BEIJING--(Marketwire - Dec 17, 2012) - Agria Corporation (NYSE: GRO) (the "Company" or "Agria"), a China-based agricultural company with operations in seeds in China and internationally and in agri-services, today announced that its New Zealand listed subsidiary, PGG Wrightson (NZSE: PGW) ("PGW") has announced its dividend policy. A copy of PGW's dividend policy can be downloaded from the website: www.pggwrightson.co.nz/OurBusiness/MarketAnnouncements. The Chairman of PGW said that PGW's board of directors intend to recommence dividend distribution and have resolved to adopt a dividend policy geared towards providing a consistent dividend stream while maintaining financial flexibility through the business cycle. The dividend policy is as follows:

The PGW board will determine to pay cash dividends (both interim and final) as appropriate taking into account relevant considerations at the time including:

  • Working capital requirements;

  • Capital expenditure requirements;

  • The cyclical nature of agricultural business recognising that the majority of revenue is generated in the second half of the financial year;

  • The interests of shareholders;

  • Free cash-flow available for distribution; and

  • Relevant market practice.

About Agria Corporation

Agria Corporation (NYSE: GRO) is an agricultural company with operations in China and internationally.
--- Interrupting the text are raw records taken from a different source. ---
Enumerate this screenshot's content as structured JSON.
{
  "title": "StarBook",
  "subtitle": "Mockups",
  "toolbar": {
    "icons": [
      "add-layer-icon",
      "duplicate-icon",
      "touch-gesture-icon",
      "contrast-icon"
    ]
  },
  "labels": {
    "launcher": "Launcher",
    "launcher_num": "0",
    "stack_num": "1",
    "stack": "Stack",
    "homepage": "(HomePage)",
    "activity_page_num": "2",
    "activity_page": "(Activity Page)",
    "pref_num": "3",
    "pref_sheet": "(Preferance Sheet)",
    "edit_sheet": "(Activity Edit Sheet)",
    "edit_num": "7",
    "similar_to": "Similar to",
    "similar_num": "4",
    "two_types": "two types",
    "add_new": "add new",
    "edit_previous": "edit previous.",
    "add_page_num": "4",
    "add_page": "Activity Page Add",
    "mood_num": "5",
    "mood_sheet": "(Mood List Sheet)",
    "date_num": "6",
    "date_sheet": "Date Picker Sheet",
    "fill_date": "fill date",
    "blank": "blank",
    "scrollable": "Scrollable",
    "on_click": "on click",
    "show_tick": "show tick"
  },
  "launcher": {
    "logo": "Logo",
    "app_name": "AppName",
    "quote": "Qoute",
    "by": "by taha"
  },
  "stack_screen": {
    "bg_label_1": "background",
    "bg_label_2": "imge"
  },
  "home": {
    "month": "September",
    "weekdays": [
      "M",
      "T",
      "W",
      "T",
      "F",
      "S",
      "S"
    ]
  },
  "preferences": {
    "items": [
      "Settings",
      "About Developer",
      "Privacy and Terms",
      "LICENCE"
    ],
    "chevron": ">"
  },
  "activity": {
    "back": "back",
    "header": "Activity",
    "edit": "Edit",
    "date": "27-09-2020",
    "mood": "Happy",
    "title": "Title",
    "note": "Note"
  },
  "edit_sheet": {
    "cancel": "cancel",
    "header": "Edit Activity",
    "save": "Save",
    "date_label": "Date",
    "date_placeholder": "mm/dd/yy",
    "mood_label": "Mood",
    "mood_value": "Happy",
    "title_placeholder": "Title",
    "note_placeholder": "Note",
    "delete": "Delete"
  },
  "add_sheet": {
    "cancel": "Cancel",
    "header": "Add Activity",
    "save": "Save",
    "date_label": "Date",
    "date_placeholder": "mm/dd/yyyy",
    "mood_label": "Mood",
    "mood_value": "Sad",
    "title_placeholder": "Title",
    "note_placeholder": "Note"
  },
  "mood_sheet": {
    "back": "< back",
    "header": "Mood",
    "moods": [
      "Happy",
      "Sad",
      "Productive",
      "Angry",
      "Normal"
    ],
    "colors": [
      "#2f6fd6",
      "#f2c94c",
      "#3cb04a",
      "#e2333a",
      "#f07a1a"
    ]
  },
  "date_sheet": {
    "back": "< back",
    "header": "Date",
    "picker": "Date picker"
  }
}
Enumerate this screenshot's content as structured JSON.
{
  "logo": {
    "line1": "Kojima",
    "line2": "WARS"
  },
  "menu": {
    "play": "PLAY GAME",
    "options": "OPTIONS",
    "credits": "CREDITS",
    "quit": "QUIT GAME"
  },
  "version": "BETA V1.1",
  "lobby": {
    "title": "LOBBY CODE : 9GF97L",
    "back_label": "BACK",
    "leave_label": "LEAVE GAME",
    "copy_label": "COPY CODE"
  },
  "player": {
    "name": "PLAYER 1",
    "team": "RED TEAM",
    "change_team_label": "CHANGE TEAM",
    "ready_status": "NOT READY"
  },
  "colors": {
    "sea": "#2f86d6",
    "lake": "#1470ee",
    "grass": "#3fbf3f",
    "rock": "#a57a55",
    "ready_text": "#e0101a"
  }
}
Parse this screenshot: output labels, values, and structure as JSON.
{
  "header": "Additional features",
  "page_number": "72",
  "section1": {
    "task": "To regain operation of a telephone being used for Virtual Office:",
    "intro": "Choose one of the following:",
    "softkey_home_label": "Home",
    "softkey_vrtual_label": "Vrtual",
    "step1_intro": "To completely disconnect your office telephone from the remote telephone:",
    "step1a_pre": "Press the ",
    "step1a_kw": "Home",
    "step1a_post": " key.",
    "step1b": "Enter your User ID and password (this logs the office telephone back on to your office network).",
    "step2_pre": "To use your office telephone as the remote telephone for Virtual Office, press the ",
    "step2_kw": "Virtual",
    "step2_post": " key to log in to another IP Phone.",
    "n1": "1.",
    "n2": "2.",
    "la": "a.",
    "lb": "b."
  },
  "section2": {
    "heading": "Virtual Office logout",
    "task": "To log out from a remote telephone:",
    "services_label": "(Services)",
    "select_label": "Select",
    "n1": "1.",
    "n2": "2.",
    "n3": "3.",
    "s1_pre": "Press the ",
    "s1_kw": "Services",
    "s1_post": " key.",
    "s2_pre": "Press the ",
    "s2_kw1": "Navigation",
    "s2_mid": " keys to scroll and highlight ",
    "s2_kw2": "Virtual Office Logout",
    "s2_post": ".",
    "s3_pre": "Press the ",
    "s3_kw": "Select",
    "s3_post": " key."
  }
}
Agria operates three principal business lines: China seeds, international seeds and agriservices. In China, Agria engages in research and development, production and sale of seed products, including field corn seeds, edible corn seeds and vegetable seeds. Agria owns through Agria Asia a 50.22% equity interest in PGG Wrightson, New Zealand's largest agricultural services company. For more information about PGG Wrightson, please visit www.pggwrightson.co.nz. For more information about Agria Corporation, please visit www.agriacorp.com.

Safe Harbor Statement:

This announcement contains forward-looking statements. These statements, including the management's commentary, are made under the "safe harbor" provisions of the U.S. Private Securities Litigation Reform Act of 1995. These forward-looking statements can be identified by terminology such as "will," "expects," "anticipates," "future," "intends," "plans," "believes," "estimates," "confident" and similar statements. Agria may also make written or oral forward-looking statements in its periodic reports to the U.S. Securities and Exchange Commission on Forms 20-F and 6-K, etc., in its annual report to shareholders, in press releases and other written materials and in oral statements made by its officers, directors or employees to third parties. Statements that are not historical facts, including statements about Agria's beliefs and expectations, are forward-looking statements. Forward-looking statements involve inherent risks and uncertainties. A number of important factors could cause actual results to differ materially from those contained in any forward-looking statement. Potential risks and uncertainties include, but are not limited to, those risks outlined in Agria's filings with the U.S. Securities and Exchange Commission. All information provided in this press release is as of the date of this announcement unless otherwise stated and Agria does not undertake any obligation to update any forward-looking statement, except as required under applicable law.